A comunicação das renúncias pela OGX foi sempre sucinta e sem explicações ao mercado. Ficou no ar a hipótese de estarem sendo pressionados a não insistir no exercício da put (opção de venda) por Eike, o que foi negado pela empresa. Outra hipótese é que tenham aberto mão do cargo por perceber que o empresário não estava disposto a honrar o compromisso. Se ficassem, teriam de opinar, por se tratar de uma questão relevante para a companhia, mas não poderiam obrigar o controlador a injetar US$ 1 bilhão. O caso lembra a frase dita pela capitania dos portos ao comandante Francesco Schettino, que abandonou o navio Costa Concórdia após o acidente na Itália: Volte a bordo!, brinca um ex-integrante da Comissão de Valores Mobiliários (CVM).
Controlador
A professora da Direito GV, Viviane Müller Prado, diz que a expectativa em torno do conselheiro independente é que ele exponha mais as divergências com o controlador, justamente por não ser (ao menos em tese) diretamente ligado a ele. No Brasil, o critério de independência é que o conselheiro não seja funcionário, nem ex-funcionário, prestador de serviços, ou tenha qualquer outro vínculo com a companhia ou seu principal acionista.
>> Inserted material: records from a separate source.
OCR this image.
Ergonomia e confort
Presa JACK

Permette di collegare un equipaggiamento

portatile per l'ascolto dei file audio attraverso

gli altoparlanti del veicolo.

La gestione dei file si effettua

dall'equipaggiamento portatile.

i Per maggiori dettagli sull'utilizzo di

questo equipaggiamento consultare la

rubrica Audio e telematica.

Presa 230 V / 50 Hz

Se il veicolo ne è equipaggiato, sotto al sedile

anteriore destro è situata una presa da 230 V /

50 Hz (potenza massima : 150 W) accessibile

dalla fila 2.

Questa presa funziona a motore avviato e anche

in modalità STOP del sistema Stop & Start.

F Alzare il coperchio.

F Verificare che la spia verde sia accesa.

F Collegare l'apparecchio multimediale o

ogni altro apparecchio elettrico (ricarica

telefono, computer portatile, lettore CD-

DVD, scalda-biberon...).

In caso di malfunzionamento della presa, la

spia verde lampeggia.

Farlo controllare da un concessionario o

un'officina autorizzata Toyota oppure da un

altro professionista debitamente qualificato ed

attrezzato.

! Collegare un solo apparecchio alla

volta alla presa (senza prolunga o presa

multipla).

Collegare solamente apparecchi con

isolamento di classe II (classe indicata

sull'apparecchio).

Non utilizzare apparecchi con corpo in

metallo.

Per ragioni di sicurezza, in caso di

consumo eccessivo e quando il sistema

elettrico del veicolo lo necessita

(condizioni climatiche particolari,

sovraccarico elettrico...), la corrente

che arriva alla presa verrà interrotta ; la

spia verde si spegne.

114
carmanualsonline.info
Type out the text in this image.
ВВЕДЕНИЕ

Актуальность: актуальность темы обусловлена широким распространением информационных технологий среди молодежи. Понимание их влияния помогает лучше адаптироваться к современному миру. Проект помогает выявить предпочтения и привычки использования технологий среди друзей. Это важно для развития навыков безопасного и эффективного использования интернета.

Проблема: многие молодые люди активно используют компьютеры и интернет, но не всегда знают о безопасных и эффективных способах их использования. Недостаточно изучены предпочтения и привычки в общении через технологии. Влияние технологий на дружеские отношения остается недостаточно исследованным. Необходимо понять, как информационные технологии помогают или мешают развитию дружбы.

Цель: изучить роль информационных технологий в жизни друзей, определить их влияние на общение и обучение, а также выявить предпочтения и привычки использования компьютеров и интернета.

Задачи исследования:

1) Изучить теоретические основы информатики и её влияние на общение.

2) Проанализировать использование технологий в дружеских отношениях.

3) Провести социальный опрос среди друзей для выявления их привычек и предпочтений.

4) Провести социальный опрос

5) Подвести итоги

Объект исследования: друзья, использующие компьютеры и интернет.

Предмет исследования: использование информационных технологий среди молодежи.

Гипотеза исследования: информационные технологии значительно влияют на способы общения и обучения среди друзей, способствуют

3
Em um trabalho recente sobre o tema, entretanto, a Direito GV identificou que no País há pouca divergência nos conselhos. A opção em geral é fugir do embate. O que se percebe é que ao invés de apontar o que não está correto, a tendência é renunciar. Pode-se dizer que, em muitos casos, a renúncia dos independentes no Brasil é uma forma de dizer que há algo errado, diz Viviane.
A especialista em mercado de capitais diz que a legislação não obriga o conselheiro a permanecer no cargo. Para ela, a responsabilização por quebra de dever de diligência ou lealdade só existe enquanto estiver no cargo. O conselheiro faltaria com o dever de diligência se permanecesse no cargo, soubesse de problemas e não apontasse isso ao órgão colegiado, declara, frisando que a renúncia pode ser uma maneira de evitar uma futura punição.
Omissão
A Lei das Sociedades Anônimas permite ao administrador consignar sua divergência em decisões do conselho, eximindo-se de responsabilidade. A ex-diretora da CVM e professora da PUC-Rio, Norma Parente, avalia que a xerife do mercado de capitais pode questionar os conselheiros que deixaram a OGX. Ela não descarta que a saída dos administradores, justamente no momento em que deveriam orientar o exercício (ou não) do contrato de put, venha a ser interpretada como falha por omissão. Ao tratar do dever de lealdade, a Lei das S/A veda ao administrador se omitir na proteção de direitos da companhia. A CVM já condenou conselheiros por omissão, embora o caso não envolvesse renúncia.
O especialista em governança da Mesa Corporate, Renato Chaves, faz coro. Em sua análise, a presença de três figurões no conselho da OGX era uma espécie de garantia ao mercado sobre os rumos da companhia. No mínimo vale questionar o que levou à renúncia, diz. Procurados, os três ex-conselheiros independentes da OGX não retornaram os pedidos de entrevista sobre o caso.